SLIFT’s lineage is a generous one, and they have always worn it openly: Black Sabbath, Pink Floyd, Hawkwind, Sleep in his cathedral mode, the post-metal weight of Isis and Neurosis, the cinematic build of Godspeed You! Black Emperor when they want to take their time. What is striking on Fantasia is that almost none of those ancestors are audible as quotation. The riffs are theirs. The shapes are theirs. Rémi Fossat’s basslines have always been the secret architecture of this band.
Still, on this record they are foregrounded, melodic, almost lead-instrument in their mobility, and Canek Flores, who is fond of tom-tom fills the way some drummers are fond of cymbals, gives the whole thing a propulsive, marching-band-from-hell forward motion. The production avoids the trap of low-end mud that this kind of music so often falls into. There is air around everything. You can hear the room.
The last two tracks, “The Day of Execution” and “Secret Mirror”, are where the record’s argument finally lands. By the time the wanderer reaches them, he has been through enough of the city to understand what is being done to him and the people around him, and the music coils around the realization rather than exploding past it. “Waited the seasons of my life,” Fossat sings, almost speaking it now. He knows he has to find his own way out, and he knows it is almost too late.
The band, behind him, does not offer him a happy ending. What it offers instead is something rarer in heavy music in 2026, the conviction that loud, aggressive, beautifully composed sound can still do political work that mere statement cannot. They are, in their own Bandcamp notes, preparing for a battle they think we can still win.
It would be tempting to call Fantasia SLIFT’s masterpiece, and there is no real harm in calling it that today. The Distorted Sound notice, which called it not just an incredible psychedelic rock record but an incredible rock record full stop, has the right scale of admiration, even if it skips over the album’s lyrical ambition. The better and more honest thing to say is that Fantasia is the album in which SLIFT’s many strengths have finally agreed to be in the same room at the same time.
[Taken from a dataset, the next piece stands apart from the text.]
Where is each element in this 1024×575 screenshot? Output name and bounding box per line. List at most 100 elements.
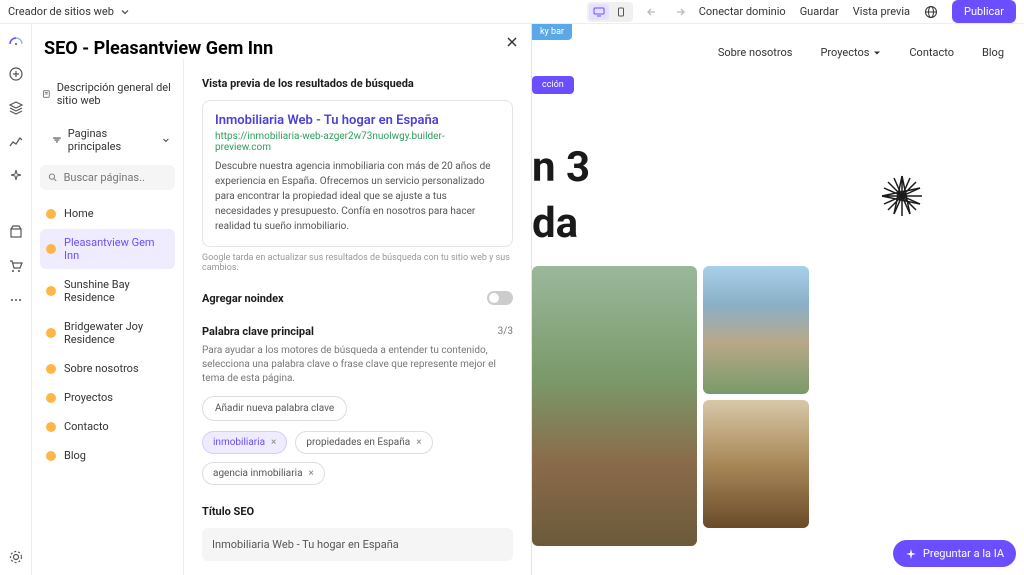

The dreamy, drifting SLIFT of the early records, the doom-bearing SLIFT of Ummon, the cinematic SLIFT of ILION, all of them are here, organized at last by a clear-eyed political anger and a willingness to write a song that ends rather than evaporates. For a band that has spent a decade jamming on themes until they spiraled into space, to come home for a moment and tell us in plain language that the planet is on fire and the men with claws are dancing, and to do so without sacrificing a single decibel of the noise that brought them to us, is a small triumph of artistic discipline.
It is a triumph, also, of timing. Heavy music has often been most useful when the news outside the venue is at its worst, and the news outside the venue right now is at its worst. There is something almost old-fashioned about a band of three Frenchmen, two of them brothers, picking up the language of cosmic-rock fantasy and using it to say, quite clearly, that the world is being mismanaged by people with no claim to its keys.
The fantasy is the only way through. Fantasia, in the end, is not an escape from the world but a way of looking at it long enough to keep believing it might be saved. They are betting that the people who hear it will agree. On a fifth or sixth listen, that bet looks well placed.